The Importance of Food
I did this walk last year as a Sunday walk lunch and then returned with the girls for a girls walk. The Blisland Inn is one of those wonderful real ale pubs with a fabulous location, but their food is very much an afterthought. So this time I packed a picnic. As you can see, my picnic was pretty paltry. One of the girls had been at a charity supper the night before and came laden with lush canapes. Her pistachio and parmesan snaps were a welcome diversion from my hard-boiled eggs. Another had just returned from skiing and brought loads of Swiss chocolate, so my leftover cold salmon and beans snack was much sweetened.
Now my walks don’t always feature food so heavily, but these were rather delicious picnics and worthy of a mention.
But let’s march on towards an absolutely fabulous walk. The first section is on small moorland lanes that gradually get smaller until you head through a gate and into the fields and moorland beyond. Very quickly, the path headed downhill at such an alarming angle we graded it a black run, and everyone agreed it would be challenging after heavy rain. The path levelled out onto the floor of the De Lank valley, to one side cowered moss-covered oaks and bowlers, to the other the valley opened up to glorious views.
Met by Goats
For a while we walked along the De Lank river, and all agreed it looked a fabulous spot to swim. Heading out of the valley was an uphill slog and then across moorland until we were overlooking the massive De Lank Quarry. This is a working granite quarry and the footpath walks through the middle of it. Health and Safety must hate it, but we were met by friendly goats and a quarryman waved us towards the footpath with a smile. As we pondered left or right, having crossed the floor of the quarry, another worker leant out a window and helped point us in the right direction. Rather than be annoyed to have a group of walkers chatting and laughing heading through their place of work, they couldn’t have been nicer. The goats incidentally come from a neighbouring farm. Apparently they tend to escape and come and visit the quarrymen.
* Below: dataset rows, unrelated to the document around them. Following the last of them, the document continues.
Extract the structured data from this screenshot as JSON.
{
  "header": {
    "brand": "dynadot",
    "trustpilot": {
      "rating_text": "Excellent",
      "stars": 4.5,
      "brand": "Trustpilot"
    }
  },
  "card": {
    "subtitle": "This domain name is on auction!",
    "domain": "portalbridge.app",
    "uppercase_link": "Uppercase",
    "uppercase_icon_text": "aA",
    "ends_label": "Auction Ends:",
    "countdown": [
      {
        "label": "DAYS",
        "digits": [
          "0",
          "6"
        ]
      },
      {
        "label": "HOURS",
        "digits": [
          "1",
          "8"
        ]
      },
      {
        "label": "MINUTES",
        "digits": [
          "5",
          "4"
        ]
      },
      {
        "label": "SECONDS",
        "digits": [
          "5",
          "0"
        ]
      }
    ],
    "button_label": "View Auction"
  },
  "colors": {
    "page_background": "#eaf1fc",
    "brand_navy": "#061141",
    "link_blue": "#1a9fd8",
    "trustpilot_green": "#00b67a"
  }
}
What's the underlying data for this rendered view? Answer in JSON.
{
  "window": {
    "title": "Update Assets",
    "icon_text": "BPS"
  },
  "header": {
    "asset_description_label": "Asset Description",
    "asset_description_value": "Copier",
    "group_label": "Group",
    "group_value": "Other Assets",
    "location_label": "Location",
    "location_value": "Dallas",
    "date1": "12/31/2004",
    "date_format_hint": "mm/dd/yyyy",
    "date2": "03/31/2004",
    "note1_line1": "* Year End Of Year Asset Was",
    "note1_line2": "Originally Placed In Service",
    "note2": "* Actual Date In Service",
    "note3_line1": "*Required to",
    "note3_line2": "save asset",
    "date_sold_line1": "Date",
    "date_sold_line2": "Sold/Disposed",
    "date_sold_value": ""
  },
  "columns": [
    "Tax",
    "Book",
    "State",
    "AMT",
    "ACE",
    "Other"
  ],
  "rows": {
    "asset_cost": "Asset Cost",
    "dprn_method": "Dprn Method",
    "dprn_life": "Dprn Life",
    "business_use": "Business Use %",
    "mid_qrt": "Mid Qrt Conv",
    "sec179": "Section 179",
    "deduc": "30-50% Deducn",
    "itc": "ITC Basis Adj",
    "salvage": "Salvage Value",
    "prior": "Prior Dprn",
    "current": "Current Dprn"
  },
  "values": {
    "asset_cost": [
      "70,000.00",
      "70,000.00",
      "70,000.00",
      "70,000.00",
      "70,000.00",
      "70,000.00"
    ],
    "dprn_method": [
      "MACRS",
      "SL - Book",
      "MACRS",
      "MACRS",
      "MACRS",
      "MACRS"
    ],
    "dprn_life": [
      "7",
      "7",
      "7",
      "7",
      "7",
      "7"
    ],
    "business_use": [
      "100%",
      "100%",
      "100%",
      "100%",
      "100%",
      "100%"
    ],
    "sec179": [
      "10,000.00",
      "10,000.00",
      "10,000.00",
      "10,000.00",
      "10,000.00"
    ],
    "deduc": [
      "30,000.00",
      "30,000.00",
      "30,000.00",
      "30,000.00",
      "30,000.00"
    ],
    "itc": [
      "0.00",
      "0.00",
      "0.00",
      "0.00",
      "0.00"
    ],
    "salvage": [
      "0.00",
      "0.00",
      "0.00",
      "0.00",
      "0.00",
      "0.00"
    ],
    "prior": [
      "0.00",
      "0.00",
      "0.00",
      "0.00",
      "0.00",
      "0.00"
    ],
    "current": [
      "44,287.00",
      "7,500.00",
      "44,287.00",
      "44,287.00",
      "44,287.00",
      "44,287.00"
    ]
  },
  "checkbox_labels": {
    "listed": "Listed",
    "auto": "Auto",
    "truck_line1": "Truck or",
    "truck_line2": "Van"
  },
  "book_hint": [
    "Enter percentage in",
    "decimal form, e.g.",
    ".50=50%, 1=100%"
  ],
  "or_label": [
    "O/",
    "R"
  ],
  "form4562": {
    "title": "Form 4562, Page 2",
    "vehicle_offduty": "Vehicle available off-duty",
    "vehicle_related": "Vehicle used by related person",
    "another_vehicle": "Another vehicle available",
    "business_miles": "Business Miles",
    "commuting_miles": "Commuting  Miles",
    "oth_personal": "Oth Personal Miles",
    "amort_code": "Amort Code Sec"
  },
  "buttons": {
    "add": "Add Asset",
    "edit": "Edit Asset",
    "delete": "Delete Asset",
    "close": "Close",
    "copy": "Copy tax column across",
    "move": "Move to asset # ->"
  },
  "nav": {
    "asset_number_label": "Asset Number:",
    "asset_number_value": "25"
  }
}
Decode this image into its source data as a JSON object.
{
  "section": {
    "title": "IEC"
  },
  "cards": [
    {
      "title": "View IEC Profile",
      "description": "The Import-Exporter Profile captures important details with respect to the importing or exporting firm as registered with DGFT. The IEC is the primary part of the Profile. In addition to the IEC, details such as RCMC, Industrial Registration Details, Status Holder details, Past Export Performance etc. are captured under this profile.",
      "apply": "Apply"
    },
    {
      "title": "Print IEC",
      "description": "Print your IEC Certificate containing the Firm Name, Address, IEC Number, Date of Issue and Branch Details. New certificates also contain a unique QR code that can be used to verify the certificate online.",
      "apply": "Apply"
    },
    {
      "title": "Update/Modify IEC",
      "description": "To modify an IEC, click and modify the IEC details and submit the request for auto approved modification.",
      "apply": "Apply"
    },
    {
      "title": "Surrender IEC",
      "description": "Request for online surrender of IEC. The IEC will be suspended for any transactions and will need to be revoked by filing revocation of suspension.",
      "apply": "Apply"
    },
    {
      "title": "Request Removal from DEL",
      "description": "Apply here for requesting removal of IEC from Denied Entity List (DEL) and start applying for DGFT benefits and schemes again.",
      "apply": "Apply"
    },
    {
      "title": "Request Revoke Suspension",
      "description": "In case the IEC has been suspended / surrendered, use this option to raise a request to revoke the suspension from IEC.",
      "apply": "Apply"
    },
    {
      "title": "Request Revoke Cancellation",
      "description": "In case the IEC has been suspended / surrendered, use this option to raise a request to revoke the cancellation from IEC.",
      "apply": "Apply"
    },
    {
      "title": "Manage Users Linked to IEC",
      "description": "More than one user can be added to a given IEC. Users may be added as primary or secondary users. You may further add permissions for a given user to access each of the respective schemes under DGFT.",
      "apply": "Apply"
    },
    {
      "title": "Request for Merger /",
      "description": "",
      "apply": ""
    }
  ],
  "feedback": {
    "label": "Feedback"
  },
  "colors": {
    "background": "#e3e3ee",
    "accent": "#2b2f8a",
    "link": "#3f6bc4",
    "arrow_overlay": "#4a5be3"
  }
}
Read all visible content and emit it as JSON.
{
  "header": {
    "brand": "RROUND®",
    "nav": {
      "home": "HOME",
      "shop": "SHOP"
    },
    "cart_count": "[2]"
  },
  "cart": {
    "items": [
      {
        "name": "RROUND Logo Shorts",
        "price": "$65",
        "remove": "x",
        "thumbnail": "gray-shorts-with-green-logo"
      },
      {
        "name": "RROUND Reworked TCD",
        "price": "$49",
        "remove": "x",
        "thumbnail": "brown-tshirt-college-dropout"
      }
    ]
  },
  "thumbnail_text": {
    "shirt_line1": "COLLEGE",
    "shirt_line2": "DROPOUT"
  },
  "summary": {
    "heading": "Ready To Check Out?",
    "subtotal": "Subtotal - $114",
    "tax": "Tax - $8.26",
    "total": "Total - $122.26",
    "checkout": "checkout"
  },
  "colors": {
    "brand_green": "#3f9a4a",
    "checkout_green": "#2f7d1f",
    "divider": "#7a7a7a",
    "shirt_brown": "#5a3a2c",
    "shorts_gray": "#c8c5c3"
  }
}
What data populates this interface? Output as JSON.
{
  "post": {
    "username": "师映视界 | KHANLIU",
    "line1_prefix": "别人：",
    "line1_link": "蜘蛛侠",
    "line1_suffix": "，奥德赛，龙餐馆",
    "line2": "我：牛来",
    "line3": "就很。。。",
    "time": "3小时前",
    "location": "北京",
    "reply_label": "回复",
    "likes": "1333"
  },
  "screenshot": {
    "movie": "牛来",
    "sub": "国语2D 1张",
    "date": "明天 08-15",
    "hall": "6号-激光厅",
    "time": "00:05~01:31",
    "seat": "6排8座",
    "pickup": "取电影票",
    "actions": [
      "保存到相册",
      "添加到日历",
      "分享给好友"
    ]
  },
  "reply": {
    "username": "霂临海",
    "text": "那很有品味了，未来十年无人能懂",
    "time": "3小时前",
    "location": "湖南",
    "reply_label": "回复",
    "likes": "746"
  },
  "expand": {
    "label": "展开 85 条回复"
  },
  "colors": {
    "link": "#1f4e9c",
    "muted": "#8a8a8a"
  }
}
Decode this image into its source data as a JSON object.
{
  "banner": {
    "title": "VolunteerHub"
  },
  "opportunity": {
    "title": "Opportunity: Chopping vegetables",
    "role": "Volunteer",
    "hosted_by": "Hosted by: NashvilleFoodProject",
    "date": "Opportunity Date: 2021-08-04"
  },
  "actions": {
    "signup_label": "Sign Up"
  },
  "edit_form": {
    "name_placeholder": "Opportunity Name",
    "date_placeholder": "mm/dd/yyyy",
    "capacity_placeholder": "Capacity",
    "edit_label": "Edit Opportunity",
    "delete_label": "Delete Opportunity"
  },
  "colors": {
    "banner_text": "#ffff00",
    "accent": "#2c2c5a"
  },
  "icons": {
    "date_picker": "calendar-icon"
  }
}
The Importance of Knowing Where You Are
Then it was uphill again onto Blisland Common, a wild area of Bodmin Moor. It’s very easy to get onto the wrong path up here, so good map reading and an active GPS signal on your phone is essential. Eventually we found the Jubilee Rock and stopped for lunch, where, as I mentioned early, I enjoyed the offerings of others more than my own. The Jubilee Rock really is a fabulous piece of carving on one of the giant granite boulders that populate the moor.
Passing wild ponies, we headed off the moor with Monty leading the way, as we gradually came down through fields and back into the village.
All in all, a top-notch walk. Lots of steep ups and downs, and probably wretched after continuous rain. A great beer pub rather than food pub.